Были ли белые русские генералы «реакцией» или не были, сейчас ответить на это нелегко. Но против Ленина восставали не только белые генералы: восстали кронштадтские матросы, ярославские и уральские рабочие, пытался восстать Всероссийский союз железнодорожников, и по всему пространству России в разное время и в разных местах восставало почти все русское крестьянство. Больше трех миллионов людей бросили свою родину, бежали в эмиграцию, где сидят и до сих пор вот уже тридцать лет.

Так русский ВОСТОК ответил на насилие над демократией. А как ответил германский ЗАПАД?

Принцы крови, в том числе и наследник престола; социал-демократы, в том числе и герр Лебе; коммунисты, в том числе и те из них, которые из рядов компартии перешли в ряды СС, а теперь вернулись обратно, — почти вся Германия сказала Гитлеру zum Befeth! Вся Германия защищала Гитлера — до последней капли крови в последнем подвале рейхсканцелярии. Красная Армия стала защищать Россию, а следовательно, и СССР, а следовательно, и Сталина, только с того момента, когда выяснились цели Германии. Германская армия пыталась воткнуть нож в спину Гитлера только в момент, когда выяснился провал целей Германии.

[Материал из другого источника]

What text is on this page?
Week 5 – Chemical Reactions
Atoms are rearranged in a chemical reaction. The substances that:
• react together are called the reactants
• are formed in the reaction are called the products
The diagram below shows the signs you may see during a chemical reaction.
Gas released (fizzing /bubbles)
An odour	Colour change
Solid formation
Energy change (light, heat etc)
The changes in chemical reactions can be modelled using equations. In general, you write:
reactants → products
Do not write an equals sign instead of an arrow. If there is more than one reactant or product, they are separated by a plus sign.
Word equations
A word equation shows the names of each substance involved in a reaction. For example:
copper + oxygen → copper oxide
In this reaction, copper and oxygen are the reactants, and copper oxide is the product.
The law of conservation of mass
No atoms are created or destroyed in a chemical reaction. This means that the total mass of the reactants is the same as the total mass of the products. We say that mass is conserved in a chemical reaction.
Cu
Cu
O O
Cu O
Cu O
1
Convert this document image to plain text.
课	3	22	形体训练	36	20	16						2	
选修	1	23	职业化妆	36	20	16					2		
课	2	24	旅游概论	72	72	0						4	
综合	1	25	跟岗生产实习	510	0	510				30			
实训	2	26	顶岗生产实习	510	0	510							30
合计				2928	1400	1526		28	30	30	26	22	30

Д-р Шумахер не имеет никакой возможности знать все это. Если предполагать, что докторский чин д-ра Шумахера не окончательно анестезировал его умственные способности, то можно было бы утверждать, что д-р Шумахер не имеет никакой возможности отделять тоталитарный режим от демократического географическими, национальными или расовыми границами. Но он это делает. Почти то же делал и Гитлер: на Востоке живет раса, привыкшая лобызать кнут. Сейчас в Берлине живет раса, устами Пика и Гротеволя лобызающая серп и молот. В Париже — раса, руками Тореза загребающая московские чеки. Что есть Запад и что есть Восток? И какою границей мы можем отделить вздор от вздора, по крайней мере, не совершенно очевидного?